Kenya's High Court has handed down a privacy judgment that does more than punish one company — it establishes that data-breach victims can win damages in constitutional court entirely outside the statutory regime that the country built for exactly this purpose. In Constitutional Petition E095 of 2026, decided in May 2026, Justice Bahati Mwamuye ordered Safaricom to pay Ksh 900,000 to each of 11 petitioners — Ksh 9.9 million in total — over an insider breach that, between June 2018 and May 2019, exposed the M-Pesa records, geolocation history and betting profiles of more than 11.5 million subscribers (Techweez).
What the court actually held
The ruling rests on three constitutional provisions: Article 31 (privacy), Article 28 (dignity) and Article 46 (consumer protection). Two holdings matter most. First, the court rejected Safaricom's "rogue employee" defence, finding that because the staff who extracted and sold the data operated inside an ecosystem the company built, owned and was obliged to secure, the systemic failure was the institution's responsibility — a non-delegable duty (HapaKenya). Second, and more consequentially, the court treated the breach of Articles 31 and 28 as compensable through reputational and psychological harm, without requiring petitioners to prove any financial loss.
Both holdings are defensible. The case for them is strong and deserves to be stated plainly: a telecom that monetises trust cannot escape liability by pointing at its own employees, and forcing breach victims to itemise shillings lost would make most privacy harms — which are dignitary, not pecuniary — practically unenforceable. On the merits of accountability, the judgment is sound and overdue.
The problem is the architecture, not the outcome
Kenya already has a purpose-built privacy enforcement system. The Data Protection Act, 2019 — enacted specifically to give effect to Article 31 — created the Office of the Data Protection Commissioner (ODPC) and two distinct remedies: administrative penalties and a statutory compensation right. Section 65 of the Act lets any person who suffers damage from a contravention claim compensation directly from the controller or processor. The ODPC, meanwhile, runs an active determination regime, publishing complaint decisions and suo motu investigations across banking, fintech, education and telecoms (ODPC 2025 Determinations).

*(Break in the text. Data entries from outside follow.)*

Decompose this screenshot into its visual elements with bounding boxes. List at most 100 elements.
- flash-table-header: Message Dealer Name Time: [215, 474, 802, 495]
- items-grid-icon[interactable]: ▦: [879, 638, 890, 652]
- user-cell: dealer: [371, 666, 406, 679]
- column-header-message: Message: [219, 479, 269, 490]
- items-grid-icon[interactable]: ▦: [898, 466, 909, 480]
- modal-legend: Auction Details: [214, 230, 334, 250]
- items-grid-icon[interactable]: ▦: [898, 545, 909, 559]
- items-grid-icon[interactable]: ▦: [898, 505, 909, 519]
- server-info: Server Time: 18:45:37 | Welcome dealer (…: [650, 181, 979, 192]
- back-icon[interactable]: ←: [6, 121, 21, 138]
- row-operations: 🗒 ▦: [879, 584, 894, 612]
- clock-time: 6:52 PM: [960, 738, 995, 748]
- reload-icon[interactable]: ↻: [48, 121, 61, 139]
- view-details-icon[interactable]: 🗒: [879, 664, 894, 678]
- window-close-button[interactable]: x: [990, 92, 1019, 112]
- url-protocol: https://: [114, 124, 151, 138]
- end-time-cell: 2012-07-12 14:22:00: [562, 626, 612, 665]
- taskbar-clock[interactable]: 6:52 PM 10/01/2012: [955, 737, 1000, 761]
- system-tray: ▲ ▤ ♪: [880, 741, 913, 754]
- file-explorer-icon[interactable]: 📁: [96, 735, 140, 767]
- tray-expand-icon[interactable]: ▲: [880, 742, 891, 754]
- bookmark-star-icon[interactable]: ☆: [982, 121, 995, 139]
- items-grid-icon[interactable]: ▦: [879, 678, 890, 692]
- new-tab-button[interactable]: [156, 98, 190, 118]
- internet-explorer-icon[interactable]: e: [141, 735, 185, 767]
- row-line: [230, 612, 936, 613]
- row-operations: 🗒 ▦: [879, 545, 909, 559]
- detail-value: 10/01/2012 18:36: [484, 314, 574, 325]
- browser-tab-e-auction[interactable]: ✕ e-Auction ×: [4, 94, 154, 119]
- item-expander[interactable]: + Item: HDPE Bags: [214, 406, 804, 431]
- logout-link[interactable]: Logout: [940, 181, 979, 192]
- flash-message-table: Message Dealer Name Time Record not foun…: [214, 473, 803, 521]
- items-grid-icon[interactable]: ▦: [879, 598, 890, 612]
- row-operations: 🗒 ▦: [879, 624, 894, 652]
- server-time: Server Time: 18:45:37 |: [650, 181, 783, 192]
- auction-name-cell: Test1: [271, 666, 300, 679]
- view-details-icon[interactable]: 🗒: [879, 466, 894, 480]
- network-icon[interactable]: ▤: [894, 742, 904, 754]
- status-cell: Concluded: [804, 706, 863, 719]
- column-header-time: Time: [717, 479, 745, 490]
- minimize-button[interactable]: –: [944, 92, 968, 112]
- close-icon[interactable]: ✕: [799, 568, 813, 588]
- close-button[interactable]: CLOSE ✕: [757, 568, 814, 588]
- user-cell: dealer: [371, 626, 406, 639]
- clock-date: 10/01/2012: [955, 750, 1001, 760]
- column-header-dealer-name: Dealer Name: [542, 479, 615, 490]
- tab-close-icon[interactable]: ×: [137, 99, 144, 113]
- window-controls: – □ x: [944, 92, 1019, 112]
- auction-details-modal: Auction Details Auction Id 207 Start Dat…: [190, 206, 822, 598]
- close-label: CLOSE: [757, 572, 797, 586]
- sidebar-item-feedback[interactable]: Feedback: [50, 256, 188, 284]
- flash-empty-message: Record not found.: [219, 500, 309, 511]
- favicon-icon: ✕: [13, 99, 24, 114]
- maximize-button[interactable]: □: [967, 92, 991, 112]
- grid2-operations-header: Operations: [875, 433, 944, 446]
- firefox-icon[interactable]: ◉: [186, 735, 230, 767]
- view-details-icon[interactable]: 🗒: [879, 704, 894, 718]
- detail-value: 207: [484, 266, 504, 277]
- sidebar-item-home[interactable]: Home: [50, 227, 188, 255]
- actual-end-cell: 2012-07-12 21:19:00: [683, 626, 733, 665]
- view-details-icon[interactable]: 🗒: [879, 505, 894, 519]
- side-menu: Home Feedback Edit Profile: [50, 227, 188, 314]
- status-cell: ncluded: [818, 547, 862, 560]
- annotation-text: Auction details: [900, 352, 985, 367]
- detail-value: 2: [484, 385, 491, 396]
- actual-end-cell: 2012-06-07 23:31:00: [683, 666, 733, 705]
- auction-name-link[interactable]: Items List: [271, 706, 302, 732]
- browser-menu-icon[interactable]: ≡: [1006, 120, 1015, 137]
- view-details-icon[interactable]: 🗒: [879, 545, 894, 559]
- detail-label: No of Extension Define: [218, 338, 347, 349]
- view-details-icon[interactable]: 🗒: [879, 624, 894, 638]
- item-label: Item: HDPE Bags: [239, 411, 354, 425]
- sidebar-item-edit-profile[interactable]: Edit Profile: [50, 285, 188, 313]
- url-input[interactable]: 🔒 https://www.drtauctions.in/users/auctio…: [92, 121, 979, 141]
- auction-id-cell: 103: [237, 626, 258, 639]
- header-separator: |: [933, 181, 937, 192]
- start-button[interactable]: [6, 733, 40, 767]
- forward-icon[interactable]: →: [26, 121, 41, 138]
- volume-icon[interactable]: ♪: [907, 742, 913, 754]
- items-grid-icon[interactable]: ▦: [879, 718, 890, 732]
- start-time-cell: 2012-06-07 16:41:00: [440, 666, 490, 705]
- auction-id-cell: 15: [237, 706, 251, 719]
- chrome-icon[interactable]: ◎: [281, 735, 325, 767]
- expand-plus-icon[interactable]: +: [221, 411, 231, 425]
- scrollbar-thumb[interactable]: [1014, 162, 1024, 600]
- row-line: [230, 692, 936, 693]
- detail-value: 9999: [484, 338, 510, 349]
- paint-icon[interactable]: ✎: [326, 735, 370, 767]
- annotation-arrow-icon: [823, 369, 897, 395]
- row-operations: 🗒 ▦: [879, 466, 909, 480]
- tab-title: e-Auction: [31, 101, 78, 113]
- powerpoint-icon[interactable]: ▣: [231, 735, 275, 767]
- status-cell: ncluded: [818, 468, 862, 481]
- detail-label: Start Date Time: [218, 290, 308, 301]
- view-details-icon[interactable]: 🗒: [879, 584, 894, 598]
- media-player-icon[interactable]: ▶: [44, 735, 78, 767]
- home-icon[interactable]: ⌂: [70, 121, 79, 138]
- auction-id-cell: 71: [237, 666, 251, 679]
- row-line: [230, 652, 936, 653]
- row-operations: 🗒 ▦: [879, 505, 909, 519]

That regime is deliberately proportionate. The maximum administrative fine the Data Commissioner can impose is Ksh 5 million, or 1% of annual turnover, whichever is lower (Securiti DPA Guide). In practice the office has used it sparingly: one batch of three penalty notices in 2024 totalled Ksh 9,375,000 across all three controllers combined (ODPC penalty notices).
Now compare the numbers. The regulator's statutory ceiling for an entire company is Ksh 5 million. The constitutional court just awarded nearly double that — Ksh 9.9 million — to eleven individuals, with the breach class numbering in the millions. The court route carries no cap, no turnover tether, and no requirement to show loss. The legislature's careful calibration of proportionate penalties has, in effect, been routed around.
Why this should worry pro-innovation policymakers
None of this means Safaricom should have escaped consequences — it should not have. The concern is systemic predictability. A functioning digital economy needs enforcement that is certain, proportionate and forum-coordinated, so that firms can price compliance risk and invest accordingly. Kenya now has at least three overlapping privacy tracks: ODPC administrative penalties, Section 65 statutory damages, and uncapped constitutional petitions. They are not sequenced, and they apply different liability standards to the same conduct.
The immediate worry is open-ended exposure. The same analysts welcoming the ruling note it establishes a per-victim baseline that could anchor mass class actions large enough to "financially cripple even the largest market leaders." Apply Ksh 900,000 to even a fraction of 11.5 million subscribers and the figure becomes untethered from any sense of proportion to the wrong. Uncapped, uncoordinated liability of that magnitude does not deter sloppy data governance more efficiently than a credible regulator does — it converts privacy enforcement into a lottery whose payouts depend on which forum a claimant picks.
The better design is not weaker enforcement but coherent enforcement. The ODPC should be resourced and empowered to be the primary, expert venue — its Ksh 5 million cap is plausibly too low for a breach of this scale and is worth revisiting upward, precisely so that proportionate administrative penalties remain the main deterrent rather than a rounding error litigants bypass. Constitutional petitions should remain available for genuine rights failures, but courts and the regulator need doctrine on deference and double-recovery so that a single breach does not generate three uncoordinated liabilities.
The takeaway
Kenya's judiciary has affirmed something important: privacy is a constitutional right with real teeth, and corporate Africa cannot delegate it away. That is a genuine advance for digital trust. But teeth without calibration bite unpredictably. The challenge for Kenyan policymakers in 2026 is to harmonise the courtroom and the regulator into one proportionate system — before legal uncertainty, not weak privacy law, becomes the binding constraint on the digital economy that M-Pesa helped build.